FUKUOKA (Kyodo) The Fukuoka High Court on Monday dismissed a damages suit against the government and two companies by 45 Chinese who were forced to work as laborers in Japan during World War II.

The court acknowledged that forcibly taking the Chinese to coal mines in Fukuoka Prefecture was an illegal act committed jointly by the government and the companies. However, it noted that individual Chinese have no right to demand war reparations from Japan due to a postwar agreement.

The ruling that individual Chinese have no right to seek war reparations is in line with a Supreme Court decision in April 2007.

The Supreme Court ruled that the right was abandoned under the 1972 Japan-China Joint Communique, in which Beijing declared it "renounces its war reparation from Japan," and cannot be exercised at courts.
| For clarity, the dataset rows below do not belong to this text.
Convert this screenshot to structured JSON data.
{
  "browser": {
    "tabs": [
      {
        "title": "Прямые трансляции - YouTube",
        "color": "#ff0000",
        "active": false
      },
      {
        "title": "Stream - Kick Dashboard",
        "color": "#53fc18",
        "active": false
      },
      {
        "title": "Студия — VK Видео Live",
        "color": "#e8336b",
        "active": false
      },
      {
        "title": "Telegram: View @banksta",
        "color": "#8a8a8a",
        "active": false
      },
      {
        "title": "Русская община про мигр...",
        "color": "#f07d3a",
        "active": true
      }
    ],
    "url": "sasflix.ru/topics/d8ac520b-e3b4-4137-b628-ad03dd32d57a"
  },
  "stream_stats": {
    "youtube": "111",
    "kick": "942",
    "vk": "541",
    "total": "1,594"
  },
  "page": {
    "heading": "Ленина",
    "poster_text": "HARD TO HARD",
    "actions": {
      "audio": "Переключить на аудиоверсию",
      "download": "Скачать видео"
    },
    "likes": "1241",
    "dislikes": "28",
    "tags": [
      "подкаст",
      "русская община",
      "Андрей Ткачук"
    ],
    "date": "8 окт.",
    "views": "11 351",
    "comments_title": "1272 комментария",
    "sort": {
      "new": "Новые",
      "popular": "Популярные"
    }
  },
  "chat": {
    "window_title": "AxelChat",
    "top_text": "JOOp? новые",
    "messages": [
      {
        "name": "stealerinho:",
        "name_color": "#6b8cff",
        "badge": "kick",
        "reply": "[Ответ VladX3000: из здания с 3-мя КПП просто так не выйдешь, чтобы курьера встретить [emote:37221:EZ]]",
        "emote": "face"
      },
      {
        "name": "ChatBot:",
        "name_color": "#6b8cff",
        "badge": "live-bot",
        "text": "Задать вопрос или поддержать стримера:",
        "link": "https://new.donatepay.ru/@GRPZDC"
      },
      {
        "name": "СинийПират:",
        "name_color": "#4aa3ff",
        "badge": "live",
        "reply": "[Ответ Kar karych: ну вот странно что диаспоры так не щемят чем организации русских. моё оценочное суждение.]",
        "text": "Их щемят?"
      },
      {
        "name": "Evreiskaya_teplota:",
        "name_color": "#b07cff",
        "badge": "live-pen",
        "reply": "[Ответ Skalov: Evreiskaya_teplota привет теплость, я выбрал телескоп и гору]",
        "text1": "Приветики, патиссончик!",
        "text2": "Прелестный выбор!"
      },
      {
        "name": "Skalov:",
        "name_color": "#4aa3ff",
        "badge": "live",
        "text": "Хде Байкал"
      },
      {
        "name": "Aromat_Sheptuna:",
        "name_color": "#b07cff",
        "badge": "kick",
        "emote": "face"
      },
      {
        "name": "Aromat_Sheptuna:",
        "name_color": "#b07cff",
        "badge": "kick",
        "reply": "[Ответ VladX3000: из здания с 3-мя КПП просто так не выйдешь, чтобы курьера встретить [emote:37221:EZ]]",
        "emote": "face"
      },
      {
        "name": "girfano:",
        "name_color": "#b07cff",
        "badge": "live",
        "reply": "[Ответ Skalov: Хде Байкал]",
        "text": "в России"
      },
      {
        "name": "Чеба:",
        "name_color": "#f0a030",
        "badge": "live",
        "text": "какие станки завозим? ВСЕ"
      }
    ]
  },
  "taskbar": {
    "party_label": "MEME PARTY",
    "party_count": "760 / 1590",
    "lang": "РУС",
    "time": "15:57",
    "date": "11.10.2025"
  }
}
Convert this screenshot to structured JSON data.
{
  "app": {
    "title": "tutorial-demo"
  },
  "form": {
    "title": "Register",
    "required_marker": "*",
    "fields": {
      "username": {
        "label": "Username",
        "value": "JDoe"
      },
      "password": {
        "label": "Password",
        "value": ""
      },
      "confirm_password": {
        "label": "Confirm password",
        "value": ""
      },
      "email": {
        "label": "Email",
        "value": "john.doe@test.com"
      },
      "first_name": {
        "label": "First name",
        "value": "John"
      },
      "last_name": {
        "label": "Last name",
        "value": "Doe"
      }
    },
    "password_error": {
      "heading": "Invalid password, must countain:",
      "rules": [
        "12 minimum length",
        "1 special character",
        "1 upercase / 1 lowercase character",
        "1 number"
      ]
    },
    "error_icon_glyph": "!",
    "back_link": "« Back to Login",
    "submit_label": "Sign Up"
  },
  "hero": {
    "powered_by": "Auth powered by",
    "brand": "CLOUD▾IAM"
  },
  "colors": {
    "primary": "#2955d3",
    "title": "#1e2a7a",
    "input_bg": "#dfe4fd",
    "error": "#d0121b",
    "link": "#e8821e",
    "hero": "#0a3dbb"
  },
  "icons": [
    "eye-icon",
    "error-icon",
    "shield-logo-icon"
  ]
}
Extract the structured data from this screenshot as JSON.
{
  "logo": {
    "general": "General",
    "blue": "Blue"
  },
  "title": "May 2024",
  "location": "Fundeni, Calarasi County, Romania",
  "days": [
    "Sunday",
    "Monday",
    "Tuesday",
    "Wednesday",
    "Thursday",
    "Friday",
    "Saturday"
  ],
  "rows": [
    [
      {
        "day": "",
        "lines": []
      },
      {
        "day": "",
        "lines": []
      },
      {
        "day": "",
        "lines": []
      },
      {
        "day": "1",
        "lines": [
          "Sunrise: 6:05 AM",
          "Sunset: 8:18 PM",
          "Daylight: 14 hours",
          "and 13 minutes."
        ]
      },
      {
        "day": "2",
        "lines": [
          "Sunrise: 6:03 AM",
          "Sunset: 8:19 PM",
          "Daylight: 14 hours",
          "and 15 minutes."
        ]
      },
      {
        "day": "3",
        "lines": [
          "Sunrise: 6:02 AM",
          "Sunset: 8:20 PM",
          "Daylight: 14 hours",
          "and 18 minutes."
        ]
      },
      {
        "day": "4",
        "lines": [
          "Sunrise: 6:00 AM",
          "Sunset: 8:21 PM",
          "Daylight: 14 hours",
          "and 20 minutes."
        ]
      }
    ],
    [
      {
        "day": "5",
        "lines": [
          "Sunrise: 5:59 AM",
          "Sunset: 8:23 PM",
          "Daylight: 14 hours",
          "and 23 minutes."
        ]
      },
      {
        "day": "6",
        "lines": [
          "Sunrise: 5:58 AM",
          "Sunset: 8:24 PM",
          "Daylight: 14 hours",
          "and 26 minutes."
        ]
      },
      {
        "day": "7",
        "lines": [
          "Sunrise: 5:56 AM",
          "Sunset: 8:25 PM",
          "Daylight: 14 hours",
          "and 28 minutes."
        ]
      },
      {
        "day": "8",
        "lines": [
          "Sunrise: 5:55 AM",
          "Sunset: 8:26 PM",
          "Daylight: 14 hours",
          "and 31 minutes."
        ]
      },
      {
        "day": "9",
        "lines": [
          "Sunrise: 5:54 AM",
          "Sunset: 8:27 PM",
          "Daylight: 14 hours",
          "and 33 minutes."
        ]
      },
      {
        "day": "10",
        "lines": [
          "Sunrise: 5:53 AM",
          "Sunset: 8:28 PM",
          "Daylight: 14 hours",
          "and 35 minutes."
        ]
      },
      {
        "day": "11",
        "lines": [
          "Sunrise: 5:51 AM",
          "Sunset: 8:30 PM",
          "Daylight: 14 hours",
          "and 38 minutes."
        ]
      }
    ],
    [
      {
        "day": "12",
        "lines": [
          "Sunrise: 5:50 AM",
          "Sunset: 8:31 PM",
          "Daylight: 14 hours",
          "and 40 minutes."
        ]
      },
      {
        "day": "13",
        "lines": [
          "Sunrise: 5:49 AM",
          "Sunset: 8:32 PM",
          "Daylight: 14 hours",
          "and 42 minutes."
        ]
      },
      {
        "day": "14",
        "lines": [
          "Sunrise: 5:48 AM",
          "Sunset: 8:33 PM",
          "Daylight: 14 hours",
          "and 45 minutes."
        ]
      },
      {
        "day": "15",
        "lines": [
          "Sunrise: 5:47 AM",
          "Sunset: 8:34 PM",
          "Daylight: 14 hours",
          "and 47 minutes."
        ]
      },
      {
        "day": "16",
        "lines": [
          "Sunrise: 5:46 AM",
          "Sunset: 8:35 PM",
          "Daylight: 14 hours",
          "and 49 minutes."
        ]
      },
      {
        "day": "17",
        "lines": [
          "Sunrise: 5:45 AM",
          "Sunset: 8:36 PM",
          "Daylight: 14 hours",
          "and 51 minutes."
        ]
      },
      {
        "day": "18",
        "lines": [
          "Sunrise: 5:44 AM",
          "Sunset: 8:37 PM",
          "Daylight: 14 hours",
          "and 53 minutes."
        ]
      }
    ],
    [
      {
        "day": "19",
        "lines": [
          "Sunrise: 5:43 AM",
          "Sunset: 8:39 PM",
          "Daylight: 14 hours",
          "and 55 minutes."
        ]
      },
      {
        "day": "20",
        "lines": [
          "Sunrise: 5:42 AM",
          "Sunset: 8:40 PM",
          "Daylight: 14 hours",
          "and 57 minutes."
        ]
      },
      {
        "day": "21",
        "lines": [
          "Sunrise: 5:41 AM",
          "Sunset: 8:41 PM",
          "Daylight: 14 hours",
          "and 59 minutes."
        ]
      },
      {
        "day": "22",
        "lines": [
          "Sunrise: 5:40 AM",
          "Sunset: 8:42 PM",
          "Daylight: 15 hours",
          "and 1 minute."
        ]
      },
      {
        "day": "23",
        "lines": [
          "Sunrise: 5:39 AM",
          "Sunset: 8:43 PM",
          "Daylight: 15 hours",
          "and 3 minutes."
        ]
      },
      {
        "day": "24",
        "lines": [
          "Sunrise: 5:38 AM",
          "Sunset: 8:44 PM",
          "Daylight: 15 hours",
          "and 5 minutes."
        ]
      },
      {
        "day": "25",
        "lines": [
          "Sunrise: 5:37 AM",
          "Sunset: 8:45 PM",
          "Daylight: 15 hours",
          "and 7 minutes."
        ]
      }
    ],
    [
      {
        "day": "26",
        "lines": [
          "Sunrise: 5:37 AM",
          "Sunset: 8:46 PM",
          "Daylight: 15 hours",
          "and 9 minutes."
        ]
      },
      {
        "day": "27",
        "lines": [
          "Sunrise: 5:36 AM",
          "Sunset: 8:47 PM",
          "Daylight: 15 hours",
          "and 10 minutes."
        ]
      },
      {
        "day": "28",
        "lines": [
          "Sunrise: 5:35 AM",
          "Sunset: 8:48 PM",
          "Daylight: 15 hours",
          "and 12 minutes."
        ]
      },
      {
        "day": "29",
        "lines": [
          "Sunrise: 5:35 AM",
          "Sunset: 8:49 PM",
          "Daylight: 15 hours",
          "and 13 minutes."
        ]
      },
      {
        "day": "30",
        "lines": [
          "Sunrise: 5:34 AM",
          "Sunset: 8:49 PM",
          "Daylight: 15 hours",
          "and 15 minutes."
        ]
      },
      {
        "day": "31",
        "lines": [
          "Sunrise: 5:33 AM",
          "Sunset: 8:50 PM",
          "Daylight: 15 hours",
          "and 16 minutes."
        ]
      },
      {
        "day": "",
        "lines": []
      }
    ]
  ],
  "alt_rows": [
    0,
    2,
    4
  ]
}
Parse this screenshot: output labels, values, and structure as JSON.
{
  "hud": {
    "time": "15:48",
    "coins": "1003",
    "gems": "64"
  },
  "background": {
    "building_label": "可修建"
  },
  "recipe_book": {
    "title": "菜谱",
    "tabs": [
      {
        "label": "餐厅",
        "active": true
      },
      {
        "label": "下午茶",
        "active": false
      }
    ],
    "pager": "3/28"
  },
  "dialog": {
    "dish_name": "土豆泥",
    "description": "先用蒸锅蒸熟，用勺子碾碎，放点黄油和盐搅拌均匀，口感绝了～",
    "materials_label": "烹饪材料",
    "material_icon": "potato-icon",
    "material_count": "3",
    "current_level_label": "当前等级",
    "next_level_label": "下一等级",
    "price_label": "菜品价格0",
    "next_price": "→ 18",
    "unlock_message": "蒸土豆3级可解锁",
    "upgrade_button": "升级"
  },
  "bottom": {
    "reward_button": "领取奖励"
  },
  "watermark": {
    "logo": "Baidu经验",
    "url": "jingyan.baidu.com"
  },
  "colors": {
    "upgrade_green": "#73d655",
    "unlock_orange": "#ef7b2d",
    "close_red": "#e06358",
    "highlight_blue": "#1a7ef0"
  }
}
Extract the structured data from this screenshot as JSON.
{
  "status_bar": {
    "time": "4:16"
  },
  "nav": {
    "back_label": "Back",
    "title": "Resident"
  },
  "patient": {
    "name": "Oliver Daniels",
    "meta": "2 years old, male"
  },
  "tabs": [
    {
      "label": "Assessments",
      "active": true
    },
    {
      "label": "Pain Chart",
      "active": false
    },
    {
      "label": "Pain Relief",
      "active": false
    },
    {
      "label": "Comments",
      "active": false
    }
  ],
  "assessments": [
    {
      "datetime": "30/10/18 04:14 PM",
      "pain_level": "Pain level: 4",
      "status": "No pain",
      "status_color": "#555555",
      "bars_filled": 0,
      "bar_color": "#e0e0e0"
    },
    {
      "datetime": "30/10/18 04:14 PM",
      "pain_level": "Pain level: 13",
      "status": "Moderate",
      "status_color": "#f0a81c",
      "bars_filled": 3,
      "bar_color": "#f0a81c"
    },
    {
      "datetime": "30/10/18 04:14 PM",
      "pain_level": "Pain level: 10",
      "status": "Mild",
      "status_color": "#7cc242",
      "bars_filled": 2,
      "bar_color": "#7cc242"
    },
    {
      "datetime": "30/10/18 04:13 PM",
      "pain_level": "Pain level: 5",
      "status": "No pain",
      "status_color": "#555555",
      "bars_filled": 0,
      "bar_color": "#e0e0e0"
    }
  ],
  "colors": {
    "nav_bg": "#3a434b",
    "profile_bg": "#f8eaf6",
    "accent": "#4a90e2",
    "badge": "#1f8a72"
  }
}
The Chinese plaintiffs, including relatives of those who were forced to work as laborers, had demanded that the government, Mitsui Mining Co. and Mitsubishi Materials Corp. pay a combined ¥1.035 billion in compensation.

Last April, the high court's presiding judge, Koji Ishii, effectively recommended the two sides settle out of court, issuing a paper that said forcibly taking Chinese people to Japan was "a state policy" and that "the pain the victims have suffered was big." But negotiations were broken off, partly because the government rejected the suggestion.